I've said, from the beginning, I believe they will make him a martyr, by criminally prosecuting him, under the circumstances, of this case, when they had an option, when they could have gotten the information, from him, gotten him to testify, simply through a civil enforcement proceeding, as he suggested.

I think there's that real possibility. I think that people are very upset, about what happened here. The criminal liability was imposed on someone, who believed he did the right thing, and the only lawful course, open to him.

TAPPER: David Schoen, thank you so much, for taking our questions. We appreciate it.

SCHOEN: Thank you.


TAPPER: David Schoen, in an interview, we taped, earlier today.

Coming up, vodka, wine and sweet letters, Italy's former leader, has been caught on tape, gushing over the barbaric leader of Russia. It's causing a major headache, for his country, just as a new government is about to take over. That bizarre and upsetting story, next.



TAPPER: Too often, on cable news, hosts, on the left, and the right, feed you bogus stories, to outrage you. Often these stories are false and demonizing and dumb.
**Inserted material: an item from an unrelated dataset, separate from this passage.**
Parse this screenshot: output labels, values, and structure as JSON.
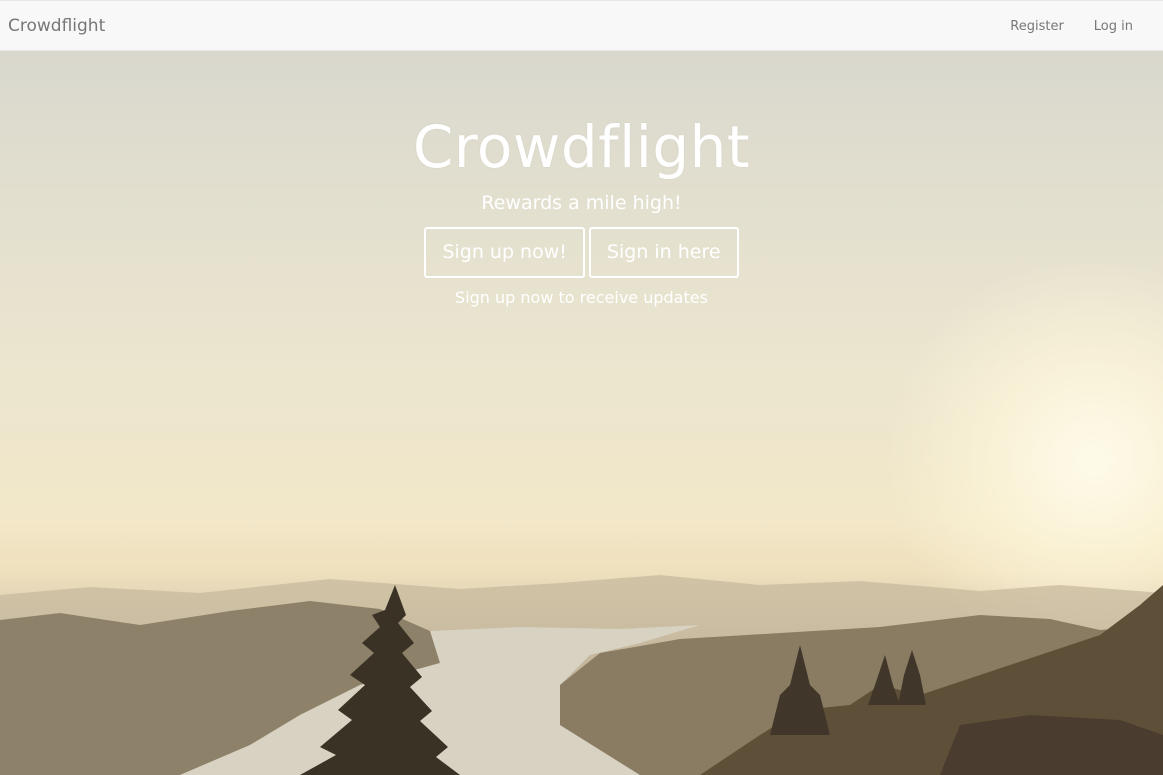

But here's a story that should genuinely make you mad.

Newly leaked audio, of former Italian Prime Minister, Silvio Berlusconi, is exactly what the people of Ukraine, do not want to hear. They are already facing a brutal winter, possibly with no power, due to Russian attacks, on civilian power stations.

Meanwhile, Berlusconi, the 86-year-old wealthy former four-time Prime Minister was just re-elected to Parliament. So, the guy, who's about to play, a key role, in forming the majority government, got a call, from an old friend.


SILVIO BERLUSCONI, FORMER ITALIAN PRIME MINISTER (through translator): I have re-established relations with President Putin a bit, quite a bit.


TAPPER: His office confirmed to CNN that these clips are legit.

The new Prime Minister of Italy, Giorgia Meloni, just officially named today, has promised to keep sending Ukraine, weapons.

But this next part of the audio, makes it clear, this wasn't a "Hey, how you doing" kind of chat between Berlusconi and Putin.


BERLUSCONI (through translator): For my birthday, he sent me 20 bottles of vodka, and a very sweet letter.

I replied with bottles of Lambrusco and an equally sweet letter.


TAPPER: Sweet?

An adviser, to Ukrainian President Zelenskyy, wrote, in Italian, on Twitter, quote, "He must be under the influence of Russian vodka."

Berlusconi's propensity to party, and the scandals that ensued, have marked his decades in power. By 2010, the phrase "Bunga bunga" was used to describe his notorious sex parties. There were later convictions, including for tax fraud, and bribery, one for paging an underage prostitute, was later overturned.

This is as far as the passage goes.